Bailar tambores en una plaza o un espacio público de una ciudad europea o norteamericana, resulta un espectáculo llamativo, pero no lo es por el interés del baile o la apreciación del arte de la danza sino, en la mayoría de los casos, por lo curioso del asunto, en término no positivos, porque invade, porque obstaculiza, porque trastoca la naturaleza del lugar. Por decir alguno, no recordamos a los migrantes españoles de su momento en Venezuela, tomando una plaza para bailar flamenco. Hay que validar aquí que, por mucho ánimo que se tenga, debe imponerse la regla de la tranquilidad de la mayoría o, en cualquier caso, la de la sociedad receptora.

      Después viene, irremediablemente, lo que defino como la comparación grotesca.

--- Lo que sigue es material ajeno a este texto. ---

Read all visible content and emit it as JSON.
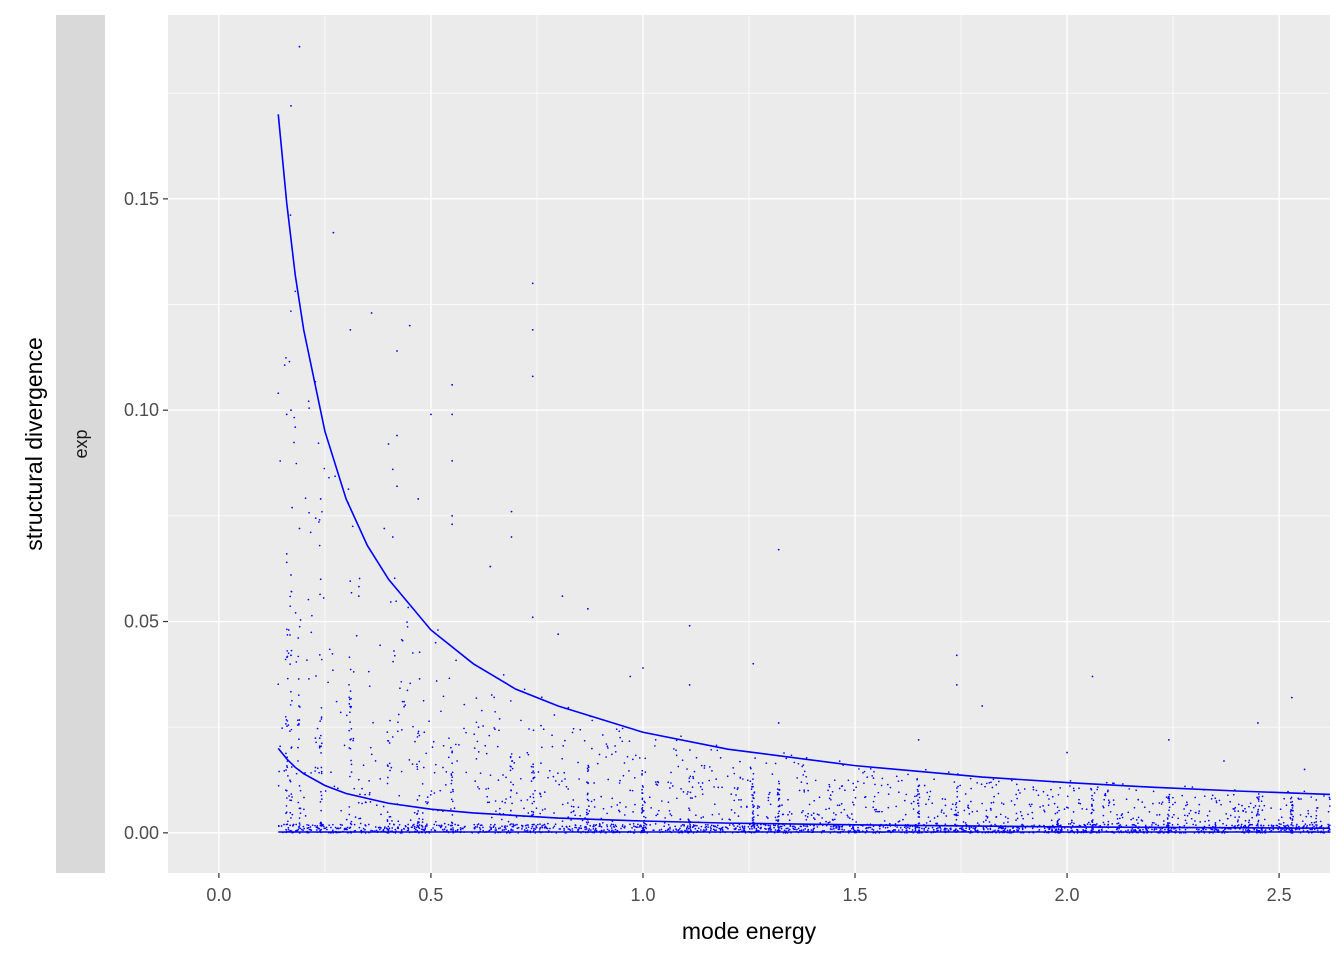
{
  "chart_data": {
    "type": "scatter",
    "title": "",
    "xlabel": "mode energy",
    "ylabel": "structural divergence",
    "facet_label": "exp",
    "xlim": [
      -0.12,
      2.62
    ],
    "ylim": [
      -0.0095,
      0.1935
    ],
    "x_ticks": [
      0.0,
      0.5,
      1.0,
      1.5,
      2.0,
      2.5
    ],
    "x_tick_labels": [
      "0.0",
      "0.5",
      "1.0",
      "1.5",
      "2.0",
      "2.5"
    ],
    "y_ticks": [
      0.0,
      0.05,
      0.1,
      0.15
    ],
    "y_tick_labels": [
      "0.00",
      "0.05",
      "0.10",
      "0.15"
    ],
    "grid": true,
    "legend": "none",
    "colors": {
      "panel_background": "#ebebeb",
      "grid_major": "#ffffff",
      "strip_background": "#d9d9d9",
      "series": "#0000ff"
    },
    "series": [
      {
        "kind": "points",
        "note_points": [
          [
            0.19,
            0.186
          ],
          [
            0.17,
            0.172
          ],
          [
            0.27,
            0.142
          ],
          [
            0.74,
            0.13
          ],
          [
            0.36,
            0.123
          ],
          [
            0.45,
            0.12
          ],
          [
            0.31,
            0.119
          ],
          [
            0.74,
            0.119
          ],
          [
            0.42,
            0.114
          ],
          [
            0.74,
            0.108
          ],
          [
            0.55,
            0.106
          ],
          [
            0.14,
            0.104
          ],
          [
            0.16,
            0.099
          ],
          [
            0.17,
            0.1
          ],
          [
            0.5,
            0.099
          ],
          [
            0.55,
            0.099
          ],
          [
            0.18,
            0.096
          ],
          [
            0.42,
            0.094
          ],
          [
            0.4,
            0.092
          ],
          [
            0.55,
            0.088
          ],
          [
            0.41,
            0.086
          ],
          [
            0.42,
            0.082
          ],
          [
            0.24,
            0.079
          ],
          [
            0.47,
            0.079
          ],
          [
            0.69,
            0.076
          ],
          [
            0.55,
            0.075
          ],
          [
            0.55,
            0.073
          ],
          [
            0.39,
            0.072
          ],
          [
            0.19,
            0.072
          ],
          [
            0.41,
            0.07
          ],
          [
            0.69,
            0.07
          ],
          [
            0.16,
            0.066
          ],
          [
            0.16,
            0.064
          ],
          [
            0.17,
            0.061
          ],
          [
            0.24,
            0.06
          ],
          [
            0.64,
            0.063
          ],
          [
            1.32,
            0.067
          ],
          [
            0.33,
            0.056
          ],
          [
            0.81,
            0.056
          ],
          [
            0.74,
            0.051
          ],
          [
            0.87,
            0.053
          ],
          [
            1.11,
            0.049
          ],
          [
            0.8,
            0.047
          ],
          [
            0.17,
            0.042
          ],
          [
            1.26,
            0.04
          ],
          [
            1.0,
            0.039
          ],
          [
            1.74,
            0.042
          ],
          [
            1.74,
            0.035
          ],
          [
            2.06,
            0.037
          ],
          [
            2.53,
            0.032
          ],
          [
            1.11,
            0.035
          ],
          [
            0.97,
            0.037
          ],
          [
            1.8,
            0.03
          ],
          [
            2.45,
            0.026
          ],
          [
            1.32,
            0.026
          ],
          [
            2.24,
            0.022
          ],
          [
            1.65,
            0.022
          ],
          [
            2.0,
            0.019
          ],
          [
            2.37,
            0.017
          ],
          [
            2.56,
            0.015
          ]
        ]
      },
      {
        "kind": "line",
        "name": "",
        "x": [
          0.14,
          0.16,
          0.18,
          0.2,
          0.25,
          0.3,
          0.35,
          0.4,
          0.5,
          0.6,
          0.7,
          0.8,
          1.0,
          1.2,
          1.5,
          1.8,
          2.0,
          2.2,
          2.4,
          2.62
        ],
        "y": [
          0.17,
          0.149,
          0.132,
          0.119,
          0.095,
          0.079,
          0.068,
          0.06,
          0.048,
          0.04,
          0.034,
          0.03,
          0.0238,
          0.0198,
          0.0159,
          0.0132,
          0.0119,
          0.0108,
          0.0099,
          0.0091
        ]
      },
      {
        "kind": "line",
        "name": "",
        "x": [
          0.14,
          0.16,
          0.18,
          0.2,
          0.25,
          0.3,
          0.4,
          0.5,
          0.6,
          0.8,
          1.0,
          1.2,
          1.5,
          2.0,
          2.62
        ],
        "y": [
          0.02,
          0.0175,
          0.0155,
          0.014,
          0.0112,
          0.0093,
          0.007,
          0.0056,
          0.0047,
          0.0035,
          0.0028,
          0.0023,
          0.0019,
          0.0014,
          0.0011
        ]
      },
      {
        "kind": "line",
        "name": "",
        "x": [
          0.14,
          2.62
        ],
        "y": [
          0.0002,
          0.0002
        ]
      }
    ]
  }
}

Es que quien se moleste por los espacios obstaculizados, quien reclame por haberse coartado el derecho al libre paso o hasta el silencio, es un aburrido y un “corta nota”. En esta balanza, se impone la transgresión como forma, y se minimiza el derecho de los demás al libre tránsito o la tranquilidad, en todo caso. Frente al reclamo, generalmente viene una respuesta descolocada y conflictiva, lo que nos lleva al tercer elemento de este síndrome puesto en hipótesis.

       Pareciera que, al venezolano, siempre evitando caer en la generalización, pero subrayando que se trata de una mayoría, no le importa entrar o caer en conflicto por causa de la rumba. Si nos referimos al país, nos encontraremos con múltiples hechos penosos y graves que fueron detonados por motivo de la música impuesta, la rumba en exceso, tantas veces aderezada con alcohol. Al vecino no le importa pelear con otro, por muy cercano que sea, si se interpone o reclama por esa salsa de Óscar de León a las 2:00 am, cuando la están pasando bien chévere. Trágicos titulares también han predominado en otras latitudes cuando venezolanos migrantes en conjunto, han sido atacados o expulsados de lugares por volver todo un caos, extendiendo la rumba al exceso, y convirtiendo el exceso en anarquía generalizada, como ocurrió en Chile hace unos años, donde expulsaron violentamente a todo un verdadero gueto de connacionales que habían convertido una población, de ese país, en un verdadero pandemónium.

       El silogismo, por tanto, parece un círculo vicioso. En el caso de la migración, nos encontramos con ejemplos de amplia receptividad para los venezolanos, hasta que buena parte pretende cambiar las normas de la sociedad que los acoge. Después se valora ese rechazo como xenofobia, cuando en realidad ha sido una reacción, seguramente desproporcionada y generalizada contra un grupo, que termina siendo toda una nacionalidad. Que la razón sea nuestra idiosincrasia, me niego a creerlo. Tal vez tenga que ver este mal con la idea del “yo merezco”, estigma latinoamericano que merece un análisis aparte.